ME103: Sourdough material analysis

Background

In this ME103 project, we investigated the mechanical properties of sourdough bread, focusing on strain, stress, creep, and elasticity. Using various hydration and protein levels, we related those inputs to crumb structure and integrity. Bread behaves as a complex viscoelastic material, elastic and time-dependent, which makes mechanical response hard to predict without testing.

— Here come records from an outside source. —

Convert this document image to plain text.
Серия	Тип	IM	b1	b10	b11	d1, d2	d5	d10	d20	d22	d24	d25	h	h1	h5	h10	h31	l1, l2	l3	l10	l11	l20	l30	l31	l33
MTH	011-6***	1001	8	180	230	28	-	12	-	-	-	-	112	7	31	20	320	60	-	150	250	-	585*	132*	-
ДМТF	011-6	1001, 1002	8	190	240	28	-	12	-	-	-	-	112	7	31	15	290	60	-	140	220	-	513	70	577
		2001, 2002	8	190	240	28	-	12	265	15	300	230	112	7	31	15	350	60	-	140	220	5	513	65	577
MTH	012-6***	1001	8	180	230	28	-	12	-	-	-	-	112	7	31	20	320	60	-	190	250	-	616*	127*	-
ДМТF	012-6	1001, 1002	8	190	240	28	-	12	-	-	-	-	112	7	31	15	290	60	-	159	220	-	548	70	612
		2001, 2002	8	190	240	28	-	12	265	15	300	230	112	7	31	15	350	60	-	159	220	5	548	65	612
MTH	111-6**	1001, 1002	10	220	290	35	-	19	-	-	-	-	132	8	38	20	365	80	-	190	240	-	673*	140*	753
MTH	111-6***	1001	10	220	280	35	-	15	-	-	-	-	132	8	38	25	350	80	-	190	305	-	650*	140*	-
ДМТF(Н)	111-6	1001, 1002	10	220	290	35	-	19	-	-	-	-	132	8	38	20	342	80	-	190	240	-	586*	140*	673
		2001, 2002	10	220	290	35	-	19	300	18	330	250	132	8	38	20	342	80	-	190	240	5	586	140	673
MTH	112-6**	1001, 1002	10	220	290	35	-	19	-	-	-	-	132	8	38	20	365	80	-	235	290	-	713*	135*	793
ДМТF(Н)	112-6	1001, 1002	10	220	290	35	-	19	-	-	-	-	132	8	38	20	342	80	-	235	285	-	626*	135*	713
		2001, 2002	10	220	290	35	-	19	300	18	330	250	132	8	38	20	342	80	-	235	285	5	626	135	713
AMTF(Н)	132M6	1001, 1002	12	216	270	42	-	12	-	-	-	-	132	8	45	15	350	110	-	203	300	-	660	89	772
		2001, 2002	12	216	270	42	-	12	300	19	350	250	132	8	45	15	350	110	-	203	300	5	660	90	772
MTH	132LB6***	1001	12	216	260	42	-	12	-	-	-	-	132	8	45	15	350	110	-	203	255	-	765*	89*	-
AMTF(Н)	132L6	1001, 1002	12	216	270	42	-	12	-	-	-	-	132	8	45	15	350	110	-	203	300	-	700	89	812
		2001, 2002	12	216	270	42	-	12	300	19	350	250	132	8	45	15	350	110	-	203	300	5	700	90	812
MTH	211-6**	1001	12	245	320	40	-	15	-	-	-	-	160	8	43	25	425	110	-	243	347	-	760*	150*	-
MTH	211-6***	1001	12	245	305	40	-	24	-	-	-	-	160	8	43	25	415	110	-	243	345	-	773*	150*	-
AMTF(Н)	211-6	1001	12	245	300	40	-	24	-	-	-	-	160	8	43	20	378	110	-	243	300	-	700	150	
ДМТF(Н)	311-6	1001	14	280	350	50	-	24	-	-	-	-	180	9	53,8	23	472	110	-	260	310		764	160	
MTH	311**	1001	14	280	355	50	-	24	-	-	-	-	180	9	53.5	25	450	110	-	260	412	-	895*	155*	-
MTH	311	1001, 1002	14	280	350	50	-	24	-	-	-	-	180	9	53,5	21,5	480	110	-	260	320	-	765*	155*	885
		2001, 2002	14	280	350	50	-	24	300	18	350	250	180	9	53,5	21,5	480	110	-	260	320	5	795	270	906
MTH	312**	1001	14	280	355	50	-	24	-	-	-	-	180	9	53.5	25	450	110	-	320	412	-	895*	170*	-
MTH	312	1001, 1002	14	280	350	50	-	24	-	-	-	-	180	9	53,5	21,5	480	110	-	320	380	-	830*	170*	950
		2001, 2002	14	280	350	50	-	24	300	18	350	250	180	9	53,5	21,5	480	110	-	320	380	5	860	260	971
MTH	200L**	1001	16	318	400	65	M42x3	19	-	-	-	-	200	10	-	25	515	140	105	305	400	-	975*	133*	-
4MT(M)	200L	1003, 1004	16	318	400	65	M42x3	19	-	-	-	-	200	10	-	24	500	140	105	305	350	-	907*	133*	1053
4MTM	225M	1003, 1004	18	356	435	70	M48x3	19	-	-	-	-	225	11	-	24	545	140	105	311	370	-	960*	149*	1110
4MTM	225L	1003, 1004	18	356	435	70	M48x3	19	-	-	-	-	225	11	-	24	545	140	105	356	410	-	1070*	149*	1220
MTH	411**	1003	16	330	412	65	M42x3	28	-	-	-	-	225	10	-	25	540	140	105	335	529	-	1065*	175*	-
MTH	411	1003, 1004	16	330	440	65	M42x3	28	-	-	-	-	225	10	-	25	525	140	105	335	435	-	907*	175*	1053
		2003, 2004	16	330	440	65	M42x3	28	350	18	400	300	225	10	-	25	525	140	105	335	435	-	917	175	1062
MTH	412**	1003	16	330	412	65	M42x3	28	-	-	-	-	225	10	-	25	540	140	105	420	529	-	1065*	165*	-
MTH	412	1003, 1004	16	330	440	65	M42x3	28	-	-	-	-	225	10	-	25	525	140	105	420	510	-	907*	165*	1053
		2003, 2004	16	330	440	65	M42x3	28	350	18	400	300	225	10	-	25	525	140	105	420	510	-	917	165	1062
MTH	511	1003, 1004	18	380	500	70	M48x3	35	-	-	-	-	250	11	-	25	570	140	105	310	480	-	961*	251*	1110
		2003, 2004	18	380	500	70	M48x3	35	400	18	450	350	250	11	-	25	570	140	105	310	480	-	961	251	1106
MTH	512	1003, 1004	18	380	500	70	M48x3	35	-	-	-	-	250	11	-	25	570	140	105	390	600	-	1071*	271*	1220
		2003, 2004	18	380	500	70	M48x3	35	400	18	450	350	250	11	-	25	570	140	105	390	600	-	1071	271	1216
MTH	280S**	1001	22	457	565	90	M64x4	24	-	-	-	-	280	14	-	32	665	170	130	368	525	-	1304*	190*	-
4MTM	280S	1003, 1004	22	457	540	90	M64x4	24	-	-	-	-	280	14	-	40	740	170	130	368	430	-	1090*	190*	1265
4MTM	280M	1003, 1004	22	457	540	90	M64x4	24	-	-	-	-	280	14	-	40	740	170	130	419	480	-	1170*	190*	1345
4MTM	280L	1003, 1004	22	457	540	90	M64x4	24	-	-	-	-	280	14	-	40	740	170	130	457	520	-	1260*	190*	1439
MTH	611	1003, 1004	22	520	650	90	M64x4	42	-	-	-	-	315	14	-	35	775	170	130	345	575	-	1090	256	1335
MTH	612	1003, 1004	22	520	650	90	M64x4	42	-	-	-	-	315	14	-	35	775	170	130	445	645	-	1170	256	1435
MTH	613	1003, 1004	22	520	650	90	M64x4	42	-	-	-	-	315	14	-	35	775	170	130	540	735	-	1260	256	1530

Using a standard compression test, we measured strain in real time as the bread deformed under load. With image processing and load-cell integration, we tracked and calculated stress, strain, and creep characteristics. The work explores sourdough’s mechanical behavior and quantifies its response under controlled loading.

Technical architecture

We baked sourdough test specimens as Pullman loaves to keep loaf geometry consistent. The testing apparatus combined a compression stage with imaging so we could correlate load and deformation. Strain was analyzed with edge-based, random, and 10×10 grid tracking schemes to compare how displacement fields were estimated across the crumb.

Results

Our findings showed that hydration and protein content significantly impact sourdough bread’s structural integrity. Higher hydration levels lead to softer crumb structures with greater displacement, while higher protein content contributes to denser, more elastic textures. Our study highlights the interplay between these factors, showing that the combination of high hydration and protein levels could enhance bread elasticity and potentially extend shelf life without using preservatives. These results provide bakers with quantitative data to refine recipes for desired textures and longevity.